Pres. Cyril Ramaphosa announced on Monday night that all South Africans should stay in their homes from midnight Thursday for 21 days. This means only businesses that provide essential services, such as grocery stores, pharmacies, and medical centers may remain open.
FinFind, an organization that handles the financial interests of small, medium and micro business (SMMEs), says the 21-day total seclusion will have catastrophic consequences for all businesses in South Africa.
“We realize that most of these businesses will suffer financially because of these measures, which is why we are developing a number of catch nets and measures to support people whose income is at risk,” Ramaphosa said on Thursday.

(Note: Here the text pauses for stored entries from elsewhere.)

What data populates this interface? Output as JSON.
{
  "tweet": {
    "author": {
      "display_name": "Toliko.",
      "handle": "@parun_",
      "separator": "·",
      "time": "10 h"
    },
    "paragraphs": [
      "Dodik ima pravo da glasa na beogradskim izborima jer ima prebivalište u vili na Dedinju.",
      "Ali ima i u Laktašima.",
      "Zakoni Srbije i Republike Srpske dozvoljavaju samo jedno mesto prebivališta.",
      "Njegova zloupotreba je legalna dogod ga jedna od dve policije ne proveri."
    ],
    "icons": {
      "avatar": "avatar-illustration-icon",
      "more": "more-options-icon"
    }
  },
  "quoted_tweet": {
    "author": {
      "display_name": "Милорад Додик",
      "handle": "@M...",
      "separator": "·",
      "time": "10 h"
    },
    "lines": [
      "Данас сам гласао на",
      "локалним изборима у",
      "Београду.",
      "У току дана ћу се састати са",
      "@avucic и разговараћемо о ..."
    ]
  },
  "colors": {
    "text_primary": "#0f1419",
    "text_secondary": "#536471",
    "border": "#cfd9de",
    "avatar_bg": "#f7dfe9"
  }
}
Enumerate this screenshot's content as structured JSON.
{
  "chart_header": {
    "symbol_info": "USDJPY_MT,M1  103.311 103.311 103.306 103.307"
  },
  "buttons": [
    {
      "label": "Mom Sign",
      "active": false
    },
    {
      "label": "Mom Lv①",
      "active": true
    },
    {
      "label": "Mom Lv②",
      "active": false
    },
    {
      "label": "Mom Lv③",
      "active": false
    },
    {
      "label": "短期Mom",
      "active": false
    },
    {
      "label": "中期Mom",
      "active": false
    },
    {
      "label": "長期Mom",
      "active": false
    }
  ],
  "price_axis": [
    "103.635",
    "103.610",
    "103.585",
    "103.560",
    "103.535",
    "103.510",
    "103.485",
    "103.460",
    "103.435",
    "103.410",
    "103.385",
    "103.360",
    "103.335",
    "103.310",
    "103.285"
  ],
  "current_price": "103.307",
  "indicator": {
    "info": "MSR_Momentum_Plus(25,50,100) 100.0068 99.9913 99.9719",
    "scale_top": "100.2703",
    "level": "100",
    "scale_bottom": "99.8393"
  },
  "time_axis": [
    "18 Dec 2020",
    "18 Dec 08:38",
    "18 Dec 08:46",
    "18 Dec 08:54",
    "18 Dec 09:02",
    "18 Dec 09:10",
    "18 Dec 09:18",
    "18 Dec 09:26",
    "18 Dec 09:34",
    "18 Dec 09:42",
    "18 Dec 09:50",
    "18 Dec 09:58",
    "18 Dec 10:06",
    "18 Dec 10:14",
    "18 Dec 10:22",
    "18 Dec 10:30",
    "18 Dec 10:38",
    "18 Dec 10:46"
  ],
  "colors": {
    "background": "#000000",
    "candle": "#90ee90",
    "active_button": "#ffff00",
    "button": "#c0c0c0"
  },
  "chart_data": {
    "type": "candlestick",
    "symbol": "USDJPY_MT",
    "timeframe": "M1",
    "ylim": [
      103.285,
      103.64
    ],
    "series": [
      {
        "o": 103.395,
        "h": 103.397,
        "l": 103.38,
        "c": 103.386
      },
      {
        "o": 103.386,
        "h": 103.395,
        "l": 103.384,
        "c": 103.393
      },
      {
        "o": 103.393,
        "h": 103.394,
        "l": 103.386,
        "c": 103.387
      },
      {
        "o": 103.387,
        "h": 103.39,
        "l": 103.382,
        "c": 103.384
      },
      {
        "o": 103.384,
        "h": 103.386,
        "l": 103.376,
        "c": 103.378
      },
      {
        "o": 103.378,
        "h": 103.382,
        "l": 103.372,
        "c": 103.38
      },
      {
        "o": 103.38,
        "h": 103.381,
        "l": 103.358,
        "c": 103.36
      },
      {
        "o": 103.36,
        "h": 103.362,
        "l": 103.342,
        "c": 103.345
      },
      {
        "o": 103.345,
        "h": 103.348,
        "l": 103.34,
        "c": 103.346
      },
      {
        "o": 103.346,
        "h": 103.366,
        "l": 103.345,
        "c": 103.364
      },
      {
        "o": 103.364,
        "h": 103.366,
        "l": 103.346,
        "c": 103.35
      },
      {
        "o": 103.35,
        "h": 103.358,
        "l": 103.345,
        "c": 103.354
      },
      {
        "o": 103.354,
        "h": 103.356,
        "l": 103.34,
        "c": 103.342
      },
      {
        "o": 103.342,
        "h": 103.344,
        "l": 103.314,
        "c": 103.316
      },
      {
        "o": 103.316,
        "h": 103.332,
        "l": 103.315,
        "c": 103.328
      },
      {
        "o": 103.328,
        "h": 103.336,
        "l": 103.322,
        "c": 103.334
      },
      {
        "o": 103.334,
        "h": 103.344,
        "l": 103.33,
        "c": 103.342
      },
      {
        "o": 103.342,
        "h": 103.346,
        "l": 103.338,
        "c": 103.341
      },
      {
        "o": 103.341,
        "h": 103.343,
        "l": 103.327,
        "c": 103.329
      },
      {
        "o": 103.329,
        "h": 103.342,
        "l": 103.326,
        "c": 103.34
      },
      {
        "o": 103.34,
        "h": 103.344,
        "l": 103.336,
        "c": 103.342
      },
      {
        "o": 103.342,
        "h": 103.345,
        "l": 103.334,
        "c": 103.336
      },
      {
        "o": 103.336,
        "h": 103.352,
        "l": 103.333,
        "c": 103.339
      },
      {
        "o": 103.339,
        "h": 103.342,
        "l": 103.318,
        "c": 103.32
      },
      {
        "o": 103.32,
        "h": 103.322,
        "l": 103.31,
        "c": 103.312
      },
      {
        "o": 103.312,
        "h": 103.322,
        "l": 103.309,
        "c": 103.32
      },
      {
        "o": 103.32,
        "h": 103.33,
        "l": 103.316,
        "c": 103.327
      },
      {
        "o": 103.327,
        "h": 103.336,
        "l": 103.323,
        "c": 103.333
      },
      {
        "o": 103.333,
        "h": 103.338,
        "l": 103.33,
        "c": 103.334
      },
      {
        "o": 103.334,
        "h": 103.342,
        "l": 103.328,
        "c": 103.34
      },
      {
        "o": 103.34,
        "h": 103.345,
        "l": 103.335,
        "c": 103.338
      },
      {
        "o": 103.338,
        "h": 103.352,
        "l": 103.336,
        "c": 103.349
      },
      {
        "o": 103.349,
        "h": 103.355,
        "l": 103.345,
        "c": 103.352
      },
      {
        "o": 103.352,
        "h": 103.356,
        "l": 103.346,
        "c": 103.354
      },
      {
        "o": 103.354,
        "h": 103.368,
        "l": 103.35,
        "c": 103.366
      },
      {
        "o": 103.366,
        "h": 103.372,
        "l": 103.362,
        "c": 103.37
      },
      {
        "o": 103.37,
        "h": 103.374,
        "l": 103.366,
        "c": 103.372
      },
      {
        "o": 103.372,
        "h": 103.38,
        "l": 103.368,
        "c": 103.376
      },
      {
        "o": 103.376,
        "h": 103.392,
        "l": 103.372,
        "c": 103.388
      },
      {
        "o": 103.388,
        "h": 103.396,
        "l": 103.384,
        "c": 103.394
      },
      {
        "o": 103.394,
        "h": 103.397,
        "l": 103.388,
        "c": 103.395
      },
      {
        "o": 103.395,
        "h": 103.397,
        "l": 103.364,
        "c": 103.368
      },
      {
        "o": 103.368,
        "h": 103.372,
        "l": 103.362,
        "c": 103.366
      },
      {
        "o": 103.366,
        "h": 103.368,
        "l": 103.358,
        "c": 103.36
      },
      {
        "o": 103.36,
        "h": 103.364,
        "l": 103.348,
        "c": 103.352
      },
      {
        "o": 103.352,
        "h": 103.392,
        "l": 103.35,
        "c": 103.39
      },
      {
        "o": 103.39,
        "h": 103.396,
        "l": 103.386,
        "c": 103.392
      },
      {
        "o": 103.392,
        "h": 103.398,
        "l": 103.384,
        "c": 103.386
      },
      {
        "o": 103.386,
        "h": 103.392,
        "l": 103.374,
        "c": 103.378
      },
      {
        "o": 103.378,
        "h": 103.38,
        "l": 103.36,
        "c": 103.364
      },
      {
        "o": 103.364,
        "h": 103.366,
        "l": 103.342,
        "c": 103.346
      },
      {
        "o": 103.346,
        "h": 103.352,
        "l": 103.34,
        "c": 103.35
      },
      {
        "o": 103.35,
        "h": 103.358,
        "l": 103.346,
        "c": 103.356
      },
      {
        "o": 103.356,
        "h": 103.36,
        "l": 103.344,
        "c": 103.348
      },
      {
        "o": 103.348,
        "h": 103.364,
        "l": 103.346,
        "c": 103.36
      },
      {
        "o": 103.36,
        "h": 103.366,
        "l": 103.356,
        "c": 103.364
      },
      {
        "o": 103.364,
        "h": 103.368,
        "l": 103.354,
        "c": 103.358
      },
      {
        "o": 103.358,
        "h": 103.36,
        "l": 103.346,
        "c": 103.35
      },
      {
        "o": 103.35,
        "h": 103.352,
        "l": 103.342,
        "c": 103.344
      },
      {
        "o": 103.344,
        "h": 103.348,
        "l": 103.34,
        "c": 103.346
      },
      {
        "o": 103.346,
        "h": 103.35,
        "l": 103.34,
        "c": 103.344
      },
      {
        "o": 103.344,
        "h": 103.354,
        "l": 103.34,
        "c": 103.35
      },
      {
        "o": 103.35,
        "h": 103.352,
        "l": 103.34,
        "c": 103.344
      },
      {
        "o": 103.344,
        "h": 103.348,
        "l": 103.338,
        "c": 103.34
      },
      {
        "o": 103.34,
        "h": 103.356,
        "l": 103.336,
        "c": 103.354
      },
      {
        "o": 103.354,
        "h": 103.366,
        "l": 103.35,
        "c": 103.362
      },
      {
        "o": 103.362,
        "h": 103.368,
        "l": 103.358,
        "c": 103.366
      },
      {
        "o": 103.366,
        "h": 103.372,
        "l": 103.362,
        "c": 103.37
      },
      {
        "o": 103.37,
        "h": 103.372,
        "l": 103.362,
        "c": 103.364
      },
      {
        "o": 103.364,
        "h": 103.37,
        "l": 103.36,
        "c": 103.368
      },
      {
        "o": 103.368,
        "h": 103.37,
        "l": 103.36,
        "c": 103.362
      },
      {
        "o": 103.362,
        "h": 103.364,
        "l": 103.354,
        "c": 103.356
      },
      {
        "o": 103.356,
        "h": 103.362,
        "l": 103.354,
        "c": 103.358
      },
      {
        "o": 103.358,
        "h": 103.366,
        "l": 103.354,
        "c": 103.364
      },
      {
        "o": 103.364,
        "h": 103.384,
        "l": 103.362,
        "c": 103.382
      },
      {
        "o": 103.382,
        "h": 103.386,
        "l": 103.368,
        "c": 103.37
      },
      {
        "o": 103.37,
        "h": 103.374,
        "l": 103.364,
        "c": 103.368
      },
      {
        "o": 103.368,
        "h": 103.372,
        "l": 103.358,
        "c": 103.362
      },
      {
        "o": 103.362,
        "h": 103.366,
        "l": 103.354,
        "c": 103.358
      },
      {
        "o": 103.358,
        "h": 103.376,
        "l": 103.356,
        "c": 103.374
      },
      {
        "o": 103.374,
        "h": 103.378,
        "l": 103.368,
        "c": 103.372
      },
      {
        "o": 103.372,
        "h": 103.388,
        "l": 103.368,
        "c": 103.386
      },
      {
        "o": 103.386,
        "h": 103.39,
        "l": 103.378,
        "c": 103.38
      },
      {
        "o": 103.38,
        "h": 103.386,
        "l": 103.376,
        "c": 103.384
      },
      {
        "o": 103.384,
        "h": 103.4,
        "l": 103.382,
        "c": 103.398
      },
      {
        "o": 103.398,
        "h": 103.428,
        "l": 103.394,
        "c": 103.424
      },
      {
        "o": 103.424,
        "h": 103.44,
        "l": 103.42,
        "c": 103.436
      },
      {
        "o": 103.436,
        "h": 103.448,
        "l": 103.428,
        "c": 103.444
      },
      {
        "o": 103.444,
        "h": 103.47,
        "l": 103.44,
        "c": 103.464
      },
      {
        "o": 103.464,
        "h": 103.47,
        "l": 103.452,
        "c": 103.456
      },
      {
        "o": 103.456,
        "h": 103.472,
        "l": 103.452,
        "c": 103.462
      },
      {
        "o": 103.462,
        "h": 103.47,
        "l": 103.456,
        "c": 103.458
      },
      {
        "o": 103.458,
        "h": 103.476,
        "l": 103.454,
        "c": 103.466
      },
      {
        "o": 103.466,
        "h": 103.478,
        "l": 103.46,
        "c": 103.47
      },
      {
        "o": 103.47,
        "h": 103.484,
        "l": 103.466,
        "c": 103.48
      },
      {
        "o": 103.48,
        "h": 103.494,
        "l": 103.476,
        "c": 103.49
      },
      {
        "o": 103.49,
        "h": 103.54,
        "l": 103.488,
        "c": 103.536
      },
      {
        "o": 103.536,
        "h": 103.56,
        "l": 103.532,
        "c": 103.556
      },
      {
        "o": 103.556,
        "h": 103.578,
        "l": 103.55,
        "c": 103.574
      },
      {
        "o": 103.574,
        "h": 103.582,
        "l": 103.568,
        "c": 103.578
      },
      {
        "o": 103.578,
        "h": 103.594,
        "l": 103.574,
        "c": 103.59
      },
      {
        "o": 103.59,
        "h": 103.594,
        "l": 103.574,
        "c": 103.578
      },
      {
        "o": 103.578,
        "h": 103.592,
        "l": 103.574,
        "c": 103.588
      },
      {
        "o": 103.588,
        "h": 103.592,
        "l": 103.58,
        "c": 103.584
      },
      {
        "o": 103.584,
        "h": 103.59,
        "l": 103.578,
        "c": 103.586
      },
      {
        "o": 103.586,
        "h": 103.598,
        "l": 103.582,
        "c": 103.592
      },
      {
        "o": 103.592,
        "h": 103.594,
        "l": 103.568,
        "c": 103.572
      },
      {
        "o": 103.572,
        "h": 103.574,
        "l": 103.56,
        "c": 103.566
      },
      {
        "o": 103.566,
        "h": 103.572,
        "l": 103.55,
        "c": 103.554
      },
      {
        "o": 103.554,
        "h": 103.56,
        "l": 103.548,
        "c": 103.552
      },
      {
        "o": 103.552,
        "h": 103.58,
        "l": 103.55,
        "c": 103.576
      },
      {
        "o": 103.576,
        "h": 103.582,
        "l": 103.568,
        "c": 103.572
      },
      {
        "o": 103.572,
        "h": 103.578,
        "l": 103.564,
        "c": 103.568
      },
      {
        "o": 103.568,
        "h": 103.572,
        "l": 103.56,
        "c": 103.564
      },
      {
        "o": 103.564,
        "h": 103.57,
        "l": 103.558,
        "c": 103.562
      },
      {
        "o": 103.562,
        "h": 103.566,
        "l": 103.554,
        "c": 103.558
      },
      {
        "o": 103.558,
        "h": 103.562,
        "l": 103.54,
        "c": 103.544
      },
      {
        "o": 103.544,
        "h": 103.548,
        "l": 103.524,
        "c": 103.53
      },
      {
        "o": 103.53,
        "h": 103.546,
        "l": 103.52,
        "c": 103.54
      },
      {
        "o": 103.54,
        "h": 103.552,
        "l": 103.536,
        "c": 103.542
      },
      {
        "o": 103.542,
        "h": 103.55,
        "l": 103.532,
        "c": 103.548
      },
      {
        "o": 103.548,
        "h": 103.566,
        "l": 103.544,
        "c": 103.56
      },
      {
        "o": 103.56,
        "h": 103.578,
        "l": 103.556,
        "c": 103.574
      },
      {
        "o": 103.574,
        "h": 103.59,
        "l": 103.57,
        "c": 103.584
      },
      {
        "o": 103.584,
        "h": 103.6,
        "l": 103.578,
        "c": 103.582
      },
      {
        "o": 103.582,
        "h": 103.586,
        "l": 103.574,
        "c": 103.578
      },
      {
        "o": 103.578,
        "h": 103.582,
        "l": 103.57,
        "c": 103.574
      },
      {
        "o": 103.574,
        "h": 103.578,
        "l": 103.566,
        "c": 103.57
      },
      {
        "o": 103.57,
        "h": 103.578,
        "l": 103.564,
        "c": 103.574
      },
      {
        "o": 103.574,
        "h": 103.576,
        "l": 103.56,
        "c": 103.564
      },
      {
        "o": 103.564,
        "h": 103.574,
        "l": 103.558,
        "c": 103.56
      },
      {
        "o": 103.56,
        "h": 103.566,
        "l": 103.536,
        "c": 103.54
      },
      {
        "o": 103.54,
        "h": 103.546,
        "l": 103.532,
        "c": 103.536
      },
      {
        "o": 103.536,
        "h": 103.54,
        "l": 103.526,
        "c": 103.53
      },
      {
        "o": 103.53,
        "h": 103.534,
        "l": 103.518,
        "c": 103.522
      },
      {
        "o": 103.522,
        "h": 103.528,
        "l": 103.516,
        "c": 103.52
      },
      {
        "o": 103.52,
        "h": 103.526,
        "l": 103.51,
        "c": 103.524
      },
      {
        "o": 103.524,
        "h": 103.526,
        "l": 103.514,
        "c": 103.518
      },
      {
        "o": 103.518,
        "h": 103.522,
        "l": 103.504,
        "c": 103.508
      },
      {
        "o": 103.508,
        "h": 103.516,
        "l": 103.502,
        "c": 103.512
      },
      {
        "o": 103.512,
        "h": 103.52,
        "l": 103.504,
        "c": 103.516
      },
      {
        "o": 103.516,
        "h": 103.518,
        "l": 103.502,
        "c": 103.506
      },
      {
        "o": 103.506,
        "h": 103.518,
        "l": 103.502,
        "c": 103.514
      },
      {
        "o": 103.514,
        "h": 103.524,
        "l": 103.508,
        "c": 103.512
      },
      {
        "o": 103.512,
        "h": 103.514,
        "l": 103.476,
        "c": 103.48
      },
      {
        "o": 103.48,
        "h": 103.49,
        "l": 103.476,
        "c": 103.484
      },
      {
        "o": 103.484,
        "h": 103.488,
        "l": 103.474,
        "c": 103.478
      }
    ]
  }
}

One of these is financial assistance to SMMEs. For example, the Department of Tourism will make R200 million available to assist SMEs in this sector who are affected by the decline in tourism.
It is not yet known exactly how these businesses will be assisted or what are the criteria by which the government will provide assistance. The president will provide more clarity on Thursday morning.
Further government intervention for businesses and employees includes paying employees who become ill due to the coronavirus through the unemployment compensation fund. A tax subsidy of R500 per month will also be made available to those workers in the private sector who earn less than R6 500 per month. It will help with about 4 million workers. The state is also considering a temporary rebate in the contribution of workers and employers to the unemployment insurance fund and employers’ contributions to the skills development fund.
The Oppenheimer and Rupert families also made available around R1bn each to assist businesses in need.
FinFind welcomed this announcement and urged SMMEs that currently have cash flow problems to contact their banks, creditors, and suppliers as soon as possible if they are unable to settle their debt.
Piet le Roux, CEO of Business League, says the next three weeks are the most acute challenge ever for business people in South Africa. “The health and wealth of millions of people now depend on the ability of business people to conduct extraordinary business.”
Business League’s operational activities have already been decentralized and the organization will continue to operate continuously during the limitation period. “We monitor the regulatory developments. “We help businesses, business chambers, as well as customers and clients, connect digitally, gain insights, make estimates, stay operational, and set the table for the vital recovery after the Covid 19 period,” says Le Roux.